The Vizio M-Series' audio is one area where this TV falls flat. It sounds hollow and tinny, and there isn't much volume. The money you save on this set would be well put toward a good soundbar.
Interface: Old Graphics But Capable Remote
Vizio does support the requisite streaming music and video services, such as iHeartRadio and Netflix, as well as dozens of apps via the Yahoo Connected TV Store. You can flip through screens of tiled services or stick to frequently used apps, such as UltraFlix for 4K programs, along the bottom of the screen. The interface is a bit dull and slow, but it's straightforward. Compared to Android TV (on Sony sets) and webOS (on LG models), it could use a refresh, though.

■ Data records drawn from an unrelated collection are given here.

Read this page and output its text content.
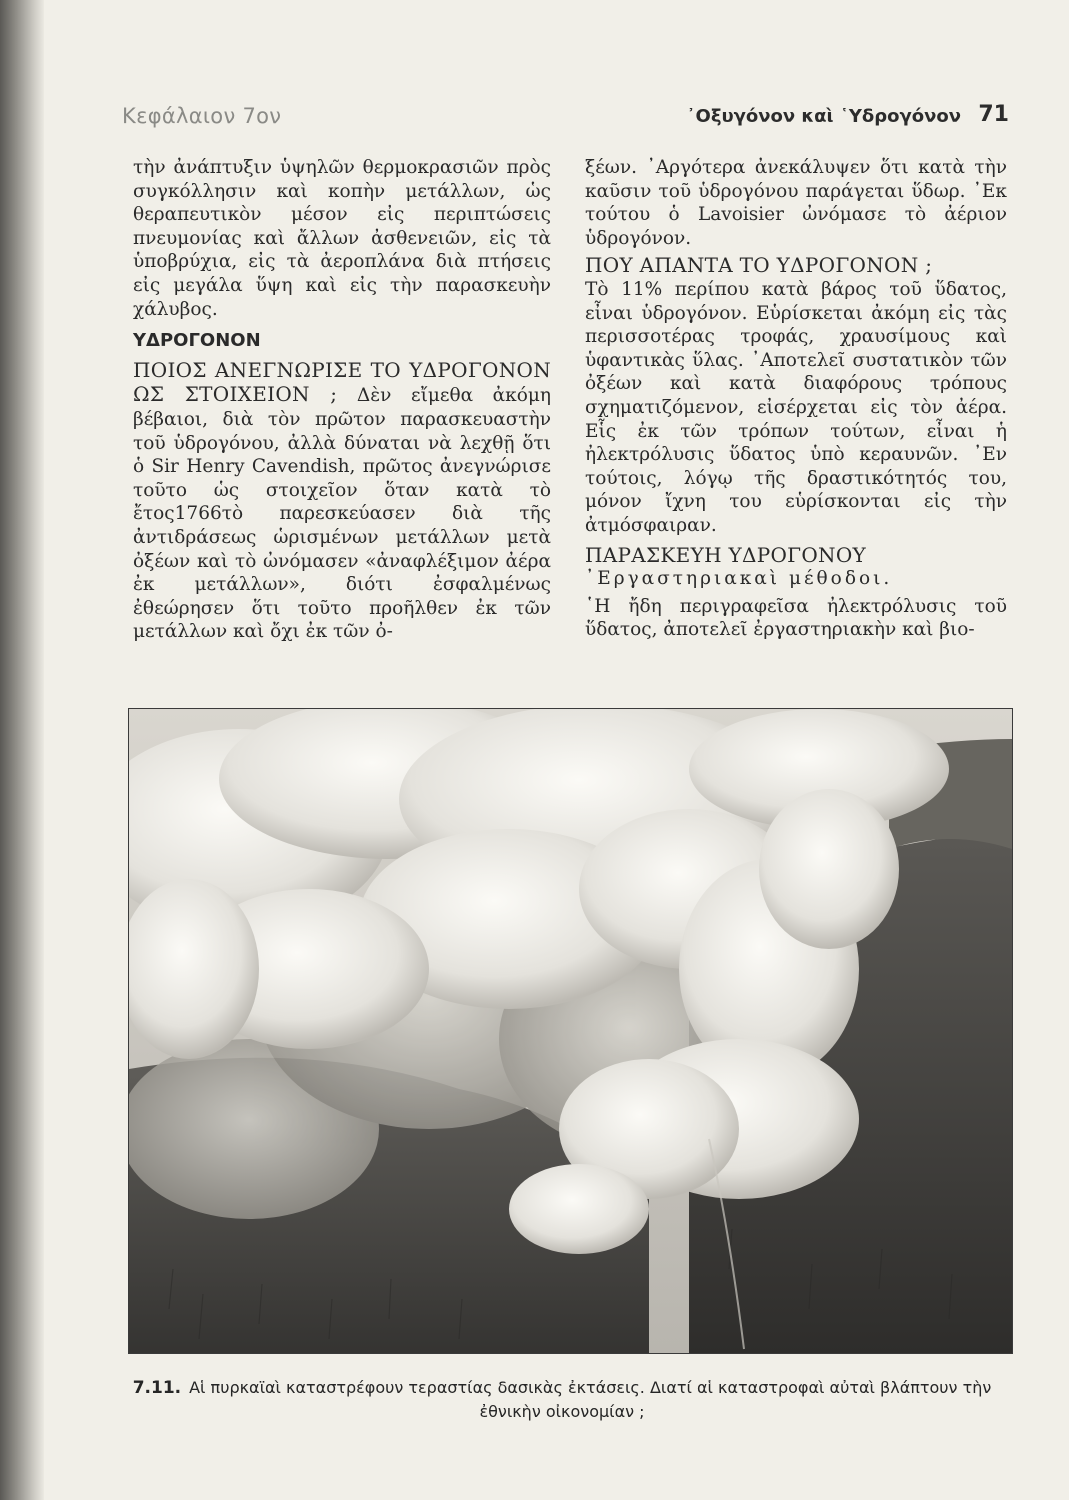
Κεφάλαιον 7ον	᾿Οξυγόνον καὶ ῾Υδρογόνον 71

τὴν ἀνάπτυξιν ὑψηλῶν θερμοκρασιῶν πρὸς συγκόλλησιν καὶ κοπὴν μετάλλων, ὡς θεραπευτικὸν μέσον εἰς περιπτώσεις πνευμονίας καὶ ἄλλων ἀσθενειῶν, εἰς τὰ ὑποβρύχια, εἰς τὰ ἀεροπλάνα διὰ πτήσεις εἰς μεγάλα ὕψη καὶ εἰς τὴν παρασκευὴν χάλυβος.

ΥΔΡΟΓΟΝΟΝ

ΠΟΙΟΣ ΑΝΕΓΝΩΡΙΣΕ ΤΟ ΥΔΡΟΓΟΝΟΝ ΩΣ ΣΤΟΙΧΕΙΟΝ ; Δὲν εἴμεθα ἀκόμη βέβαιοι, διὰ τὸν πρῶτον παρασκευαστὴν τοῦ ὑδρογόνου, ἀλλὰ δύναται νὰ λεχθῇ ὅτι ὁ Sir Henry Cavendish, πρῶτος ἀνεγνώρισε τοῦτο ὡς στοιχεῖον ὅταν κατὰ τὸ ἔτος1766τὸ παρεσκεύασεν διὰ τῆς ἀντιδράσεως ὡρισμένων μετάλλων μετὰ ὀξέων καὶ τὸ ὠνόμασεν «ἀναφλέξιμον ἀέρα ἐκ μετάλλων», διότι ἐσφαλμένως ἐθεώρησεν ὅτι τοῦτο προῆλθεν ἐκ τῶν μετάλλων καὶ ὄχι ἐκ τῶν ὀ-

ξέων. ᾿Αργότερα ἀνεκάλυψεν ὅτι κατὰ τὴν καῦσιν τοῦ ὑδρογόνου παράγεται ὕδωρ. ᾿Εκ τούτου ὁ Lavoisier ὠνόμασε τὸ ἀέριον ὑδρογόνον.

ΠΟΥ ΑΠΑΝΤΑ ΤΟ ΥΔΡΟΓΟΝΟΝ ;

Τὸ 11% περίπου κατὰ βάρος τοῦ ὕδατος, εἶναι ὑδρογόνον. Εὑρίσκεται ἀκόμη εἰς τὰς περισσοτέρας τροφάς, χραυσίμους καὶ ὑφαντικὰς ὕλας. ᾿Αποτελεῖ συστατικὸν τῶν ὀξέων καὶ κατὰ διαφόρους τρόπους σχηματιζόμενον, εἰσέρχεται εἰς τὸν ἀέρα. Εἷς ἐκ τῶν τρόπων τούτων, εἶναι ἡ ἠλεκτρόλυσις ὕδατος ὑπὸ κεραυνῶν. ᾿Εν τούτοις, λόγῳ τῆς δραστικότητός του, μόνον ἴχνη του εὑρίσκονται εἰς τὴν ἀτμόσφαιραν.

ΠΑΡΑΣΚΕΥΗ ΥΔΡΟΓΟΝΟΥ

᾿Εργαστηριακαὶ μέθοδοι.

῾Η ἤδη περιγραφεῖσα ἠλεκτρόλυσις τοῦ ὕδατος, ἀποτελεῖ ἐργαστηριακὴν καὶ βιο-

7.11. Αἱ πυρκαϊαὶ καταστρέφουν τεραστίας δασικὰς ἐκτάσεις. Διατί αἱ καταστροφαὶ αὐταὶ βλάπτουν τὴν ἐθνικὴν οἰκονομίαν ;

Photo: VizioTo help maneuver through the streaming options, the included Vizio remote has a standard set of directional and numeric keys on one side, and a QWERTY keypad on the other. It's a design that keeps the remote control down to a small, manageable size, and the blacklight helps you find the right keys in the dark.
At this price and performance mark, the Vizio 65-inch M-Series is destined to be a popular 4K ultra-HD set that appeals to a wide variety of shoppers. While it lacks some high-end features, such as support for the newest high dynamic range (HDR) content, it covers all the necessary 4K bases. (Vizio does offer HDR-compatible TVs in its Reference line, but the 65-inch HDR model is $6,000.) Furthermore, the Vizio M65-C1 offers such a detailed picture, with enviable contrast and deep blacks, that owners will have little reason to complain. We wish Vizio would update its smart TV interface, but overall, the M65-C1 is a fantastic value.